Two recent comparison studies now indicate that once patients have failed only two antidepressant trials, TMS is significantly more likely to be effective compared with a third medication trial.

TMS is a cutting-edge therapy for treatment resistant major depression. It involves using an external device that generates a magnetic field which activates the neurons in a particular region of the brain that helps regulate mood. It is FDA cleared, safe and effective.

Up until now, one of the biggest unanswered treatment questions was, what is the point at which TMS becomes more effective than trying one more medication?  It is a very important question, because we see people who are referred for TMS who have already tried and failed sometimes 10 or more medications.  Yet science gave us only some hints, nothing really authoritative.

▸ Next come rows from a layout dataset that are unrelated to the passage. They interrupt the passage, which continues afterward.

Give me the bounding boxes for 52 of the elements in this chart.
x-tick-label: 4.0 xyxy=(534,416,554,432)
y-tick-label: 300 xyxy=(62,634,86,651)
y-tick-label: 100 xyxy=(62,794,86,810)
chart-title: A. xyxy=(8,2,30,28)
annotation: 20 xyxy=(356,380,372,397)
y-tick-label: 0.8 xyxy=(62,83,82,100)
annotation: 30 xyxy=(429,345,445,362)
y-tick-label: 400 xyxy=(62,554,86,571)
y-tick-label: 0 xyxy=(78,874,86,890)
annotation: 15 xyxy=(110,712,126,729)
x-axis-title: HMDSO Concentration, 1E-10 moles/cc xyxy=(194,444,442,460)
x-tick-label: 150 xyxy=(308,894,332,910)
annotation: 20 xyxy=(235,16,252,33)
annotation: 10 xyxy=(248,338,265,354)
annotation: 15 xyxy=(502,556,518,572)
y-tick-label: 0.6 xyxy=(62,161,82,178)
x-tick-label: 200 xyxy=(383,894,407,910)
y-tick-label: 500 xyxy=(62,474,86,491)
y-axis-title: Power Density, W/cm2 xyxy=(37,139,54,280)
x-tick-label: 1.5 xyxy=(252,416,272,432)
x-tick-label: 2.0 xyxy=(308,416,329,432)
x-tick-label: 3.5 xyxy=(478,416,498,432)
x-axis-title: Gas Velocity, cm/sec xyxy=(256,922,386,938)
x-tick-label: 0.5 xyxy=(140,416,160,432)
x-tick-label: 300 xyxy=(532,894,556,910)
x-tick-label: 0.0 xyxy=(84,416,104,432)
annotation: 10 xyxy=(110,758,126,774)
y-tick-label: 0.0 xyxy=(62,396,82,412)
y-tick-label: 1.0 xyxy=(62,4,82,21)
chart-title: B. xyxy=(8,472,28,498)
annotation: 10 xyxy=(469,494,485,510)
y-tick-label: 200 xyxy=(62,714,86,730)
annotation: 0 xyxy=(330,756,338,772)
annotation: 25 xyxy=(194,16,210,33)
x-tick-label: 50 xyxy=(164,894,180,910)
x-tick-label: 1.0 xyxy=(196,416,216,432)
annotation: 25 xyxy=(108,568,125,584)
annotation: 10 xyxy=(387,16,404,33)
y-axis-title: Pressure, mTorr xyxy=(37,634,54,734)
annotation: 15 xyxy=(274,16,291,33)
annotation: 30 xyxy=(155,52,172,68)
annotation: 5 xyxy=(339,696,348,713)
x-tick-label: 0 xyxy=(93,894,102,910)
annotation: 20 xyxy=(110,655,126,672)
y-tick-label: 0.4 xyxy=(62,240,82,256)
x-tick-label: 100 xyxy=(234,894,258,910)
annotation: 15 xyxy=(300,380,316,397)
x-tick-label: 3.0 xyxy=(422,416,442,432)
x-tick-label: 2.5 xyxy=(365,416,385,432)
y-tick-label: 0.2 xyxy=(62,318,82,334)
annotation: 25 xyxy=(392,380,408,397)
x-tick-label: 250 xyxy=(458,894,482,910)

Until this month, the best we could do was to compare disparate studies. The Star*D trial, which analyzed response rates to a series of antidepressant trials in a well-defined sequence, revealed that the remission rate dropped off from about 28% for the first medication trial to 7% for those who had already failed three, while intolerance to medications increased.  Meanwhile, the published remission rates for TMS across multiple studies generally centered around 25%.  Cramming all these studies together suggested that TMS and medications were about even at two prior medication failures, and at three TMS becomes the more effective option.  But comparing different studies to one another is a less scientifically valid method than one head-to-head study.  However, head-to-head studies, particularly in the United States, are extremely rare, and I personally never expected to see one.

Fortunately I was wrong.  In the September 2024 American Journal of Psychiatry (1), the premier psychiatric journal, there was a randomized, prospective study out of the Netherlands comparing patients who had failed at least two antidepressant trials with TMS versus another medication trial.  

You may skip this paragraph if you want, but here is a deeper dive into the methodology. The study involved 89 participants who had failed at least two medication trials.  Three-quarters of them had failed only two. They were randomized to either another medication trial or TMS.  Of the 89, 76 patients completed the study. One patient dropped out from TMS and two from medications.  As it was a head-to-head study, it was unblinded; there was no placebo arm.  Inclusion criteria were moderate to severe depression (HAM-D score of greater than 16) and a current episode duration of less than two years.  For the TMS arm, the left dorsolateral prefrontal cortex was targeted via the Beam-FT3 method, and motor threshold was redetermine at the beginning of every week.  rTMS was delivered at 10 Hz, 120% of motor threshold and 3000 pulses per session.  This is all very consistent with standard United States protocols. However, they only performed 25 sessions, whereas we typically do 36, and the literature suggests that even more than 36 might produce better results. So if anything, the TMS arm of the study was disadvantaged by this design.  All participants received weekly psychotherapy.  For the medication arm, patients were either switched from their current antidepressant to a tricyclic, or their current medications were augmented with lithium or a second-generation antipsychotic.  If neither of these options were medically suitable, a different antidepressant could be prescribed.  The article does not say, but I presume the choice between these options was up to the clinician.

The results were striking.  TMS showed more than twice the decrease in depression 

asymptoms.  The mean decrease in HAMD score for TMS was 10.02, versus 4.19 for medications.  The response rate was 37.5% versus 14.6%, and remission rate was 27.1% versus 4.9% respectively.  P values were 0.01 or less.  The number needed to treat was 4.4 for response and 4.5 for remission.  This indicates a high degree of statistical significance and a large effect size.  TMS was superior in reducing anhedonia and anxiety, whereas there were no differences in rumination, cognitive reactivity or sleep problems.